Knowing these caveats is important. Could one use the MIPSS70 models for this? Perhaps, yes. In fact, there were some patients in the MIPSS70 database, about 197 out of around 700 patients, who had low-grade fibrosis, so not the category 2 or 3, but they had 1. Yes, one could use MIPSS70. It's not very well validated in this scenario of prefibrotic myelofibrosis. My suggestion here is to use the IPSS, and if you want, maybe the MIPSS70 or 70+ models. One more thing that I do want to say about prefibrotic myelofibrosis is that our day-to-day issues for these patients are more about thrombosis prevention or preventing hemorrhagic complications.

One may want to use the International Prognostic Score for Thrombosis in Essential Thrombocythemia (IPSET-t) or the revised IPSET-t models. That's risk stratification in some ways for the thrombosis part of prefibrotic myelofibrosis, not the overall survival part. Conceivably, you could have a patient who is at high risk for thrombosis by the revised IPSET-t model but has an overall low risk for prefibrotic myelofibrosis from an overall survival standpoint. We should keep these two distinct points in mind when we re-stratify. That's the short answer, Dr Jain.

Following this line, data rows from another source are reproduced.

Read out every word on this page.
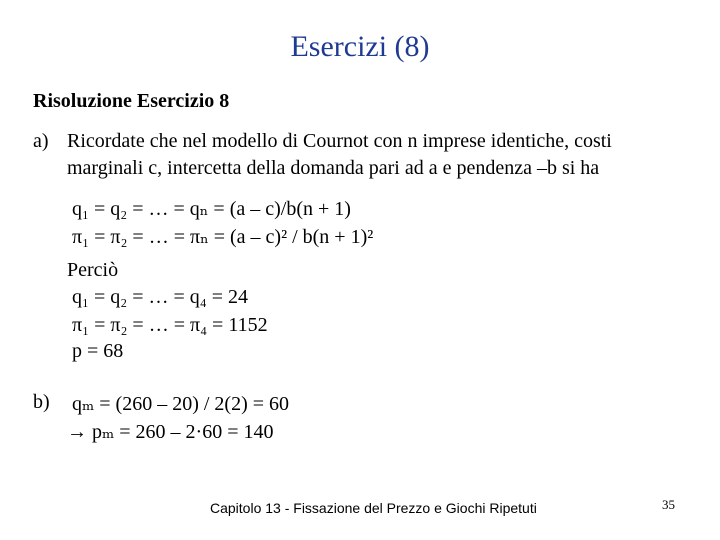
Esercizi (8)
Risoluzione Esercizio 8
a) Ricordate che nel modello di Cournot con n imprese identiche, costi
marginali c, intercetta della domanda pari ad a e pendenza –b si ha
q₁ = q₂ = … = qₙ = (a – c)/b(n + 1)
π₁ = π₂ = … = πₙ = (a – c)² / b(n + 1)²
Perciò
q₁ = q₂ = … = q₄ = 24
π₁ = π₂ = … = π₄ = 1152
p = 68
b) qₘ = (260 – 20) / 2(2) = 60
→ pₘ = 260 – 2·60 = 140
Capitolo 13 - Fissazione del Prezzo e Giochi Ripetuti	35
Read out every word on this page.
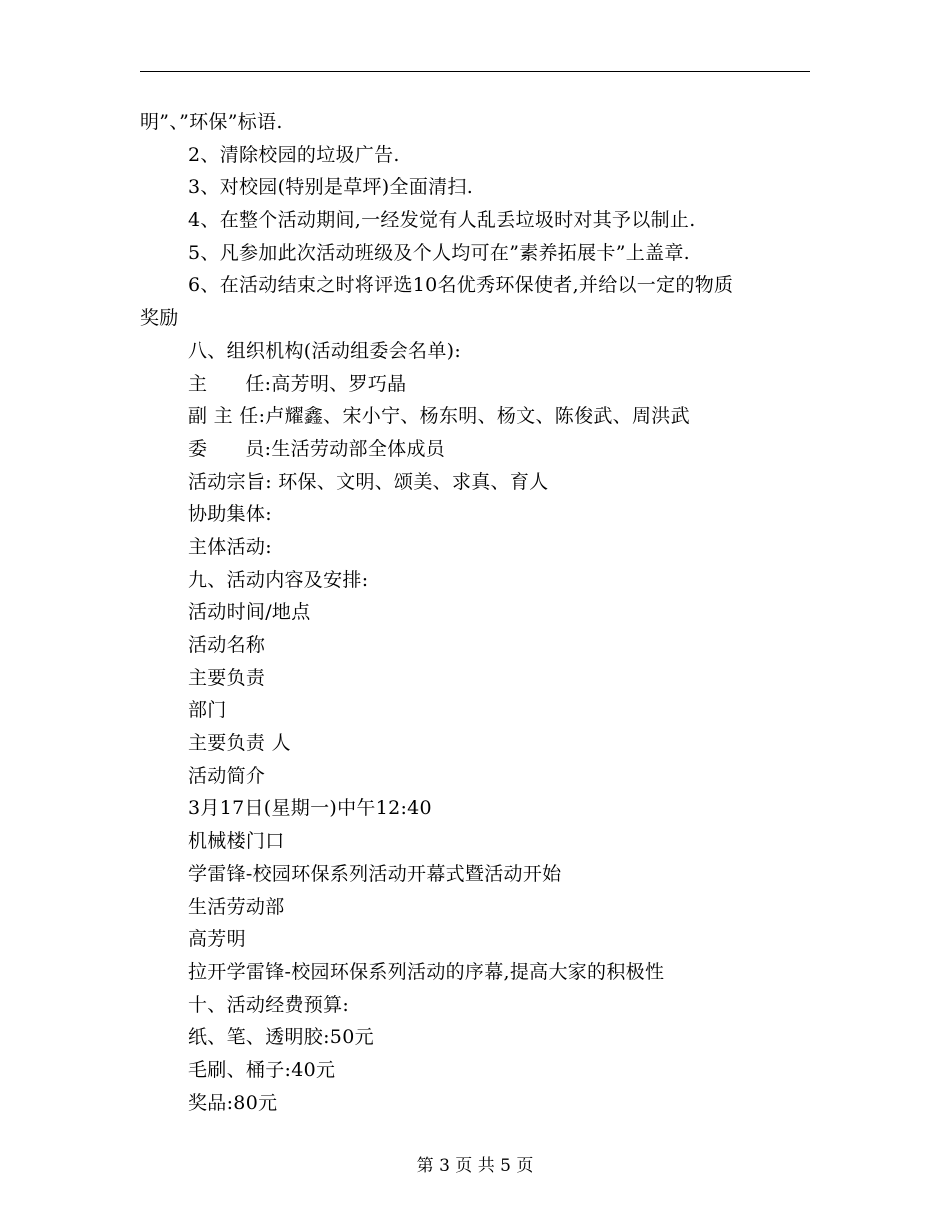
明”、”环保”标语.
2、清除校园的垃圾广告.
3、对校园(特别是草坪)全面清扫.
4、在整个活动期间,一经发觉有人乱丢垃圾时对其予以制止.
5、凡参加此次活动班级及个人均可在”素养拓展卡”上盖章.
6、在活动结束之时将评选10名优秀环保使者,并给以一定的物质
奖励
八、组织机构(活动组委会名单):
主      任:高芳明、罗巧晶
副 主 任:卢耀鑫、宋小宁、杨东明、杨文、陈俊武、周洪武
委      员:生活劳动部全体成员
活动宗旨: 环保、文明、颂美、求真、育人
协助集体:
主体活动:
九、活动内容及安排:
活动时间/地点
活动名称
主要负责
部门
主要负责 人
活动简介
3月17日(星期一)中午12:40
机械楼门口
学雷锋-校园环保系列活动开幕式暨活动开始
生活劳动部
高芳明
拉开学雷锋-校园环保系列活动的序幕,提高大家的积极性
十、活动经费预算:
纸、笔、透明胶:50元
毛刷、桶子:40元
奖品:80元
第 3 页 共 5 页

Jain: Perfect. I'm looking forward to when we know the genomics and the cytopenias enough to use a simple 1 + 1 model to help guide our decisions. Clearly that's not going to be a reality, but I appreciate your time. I think this was a wonderful discussion.

I learned a lot and I hope our listeners did, too. We will now end this session and get ready for episode 2, on the current landscape of treatment, with Dr Lindsay Rein. Thanks again, Dr Vachhani. I really appreciate your time.